All you need to do to lose weight is eat less fat and do more exercise.
And the secret to successful slimming is so straightforward it has been dubbed the ‘Not Rocket Science’ diet.
The diet industry is booming, with research suggesting the average woman spends nearly £500 a year on health foods, equipment, clothing and membership fees for gyms and slimming clubs to try to lose weight.
But research suggests there could be a simpler solution.
A team of scientists at Harvard Medical School in Boston studied 4,000 obese adults and found those who followed the common sense advice were much more likely to lose weight than those who adopted fad slimming regimes, went on liquid diets or bought weight-loss supplements.
Two-thirds of the group said they had tried to lose weight in the previous year through a variety of diets.
The researchers found 41 per cent of those who cut their fat intake were more likely to have shed 5 per cent of their body weight in under a year than those who went on liquid diets, used non-prescription dieting supplements or followed popular slimming regimes such as the Dukan or Atkins diets, which combine high protein intakes with relatively large amounts of fat.
And if they exercised more than usual, they were almost 30 per cent more likely to lose the weight, the study, published in the American Journal of Preventive Medicine, found.

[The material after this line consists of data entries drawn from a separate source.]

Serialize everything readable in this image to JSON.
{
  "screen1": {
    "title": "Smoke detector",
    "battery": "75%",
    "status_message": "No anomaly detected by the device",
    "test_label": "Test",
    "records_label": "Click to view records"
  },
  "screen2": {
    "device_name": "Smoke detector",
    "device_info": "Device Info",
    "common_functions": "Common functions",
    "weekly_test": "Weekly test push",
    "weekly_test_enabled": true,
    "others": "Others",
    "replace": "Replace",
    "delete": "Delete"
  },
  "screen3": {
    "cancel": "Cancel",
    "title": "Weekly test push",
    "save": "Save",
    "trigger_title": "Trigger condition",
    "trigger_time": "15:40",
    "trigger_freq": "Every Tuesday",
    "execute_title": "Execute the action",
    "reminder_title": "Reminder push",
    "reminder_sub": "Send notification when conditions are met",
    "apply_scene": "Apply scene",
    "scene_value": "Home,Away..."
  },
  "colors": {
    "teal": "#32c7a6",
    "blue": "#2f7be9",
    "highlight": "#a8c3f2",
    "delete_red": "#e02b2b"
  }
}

Although 5 per cent weight loss may not sound significant, experts say it is enough to delay the onset of diabetes in an obese person.
And the ‘Not Rocket Science’ diet helped many volunteers shed more weight, with 37 per cent of those who cut down on fat more likely to lose a tenth of their body weight, while exercising boosted their chances by 36 per cent.
The researchers did also notice significantly greater weight loss among those who took prescription diet medications, which doubled the chances of 10 per cent weight loss.
But the drugs are not cheap, with the NHS in England spending around £47million a year on medicines to fight obesity.
Nearly a quarter of adults and one in seven children in Britain are estimated to be clinically obese, raising the risk of cancer and heart disease.
It is estimated that treating weight-related medical problems costs the NHS £4billion a year.
Doctors are so concerned that the medical royal colleges – representing nearly 200,000 clinicians – have joined forces in a campaign to tackle weight-related ill health.
Researcher Dr Christina Wee, who helped compile the study, said: ‘There are lots of fad diets out there as well as expensive over-the-counter medications that have not necessarily been proven to be effective.
‘So it’s very encouraging to find that most of the weight-loss methods associated with success are accessible and inexpensive.’
Dr David Haslam, chairman of the National Obesity Forum, said the ‘Not Rocket Science’ diet sent out ‘a good message’.
But he added: ‘Whatever works in the short-term will only be a success if it also works in the long-term. These changes to physical activity and dietary intake have got to be sustainable.’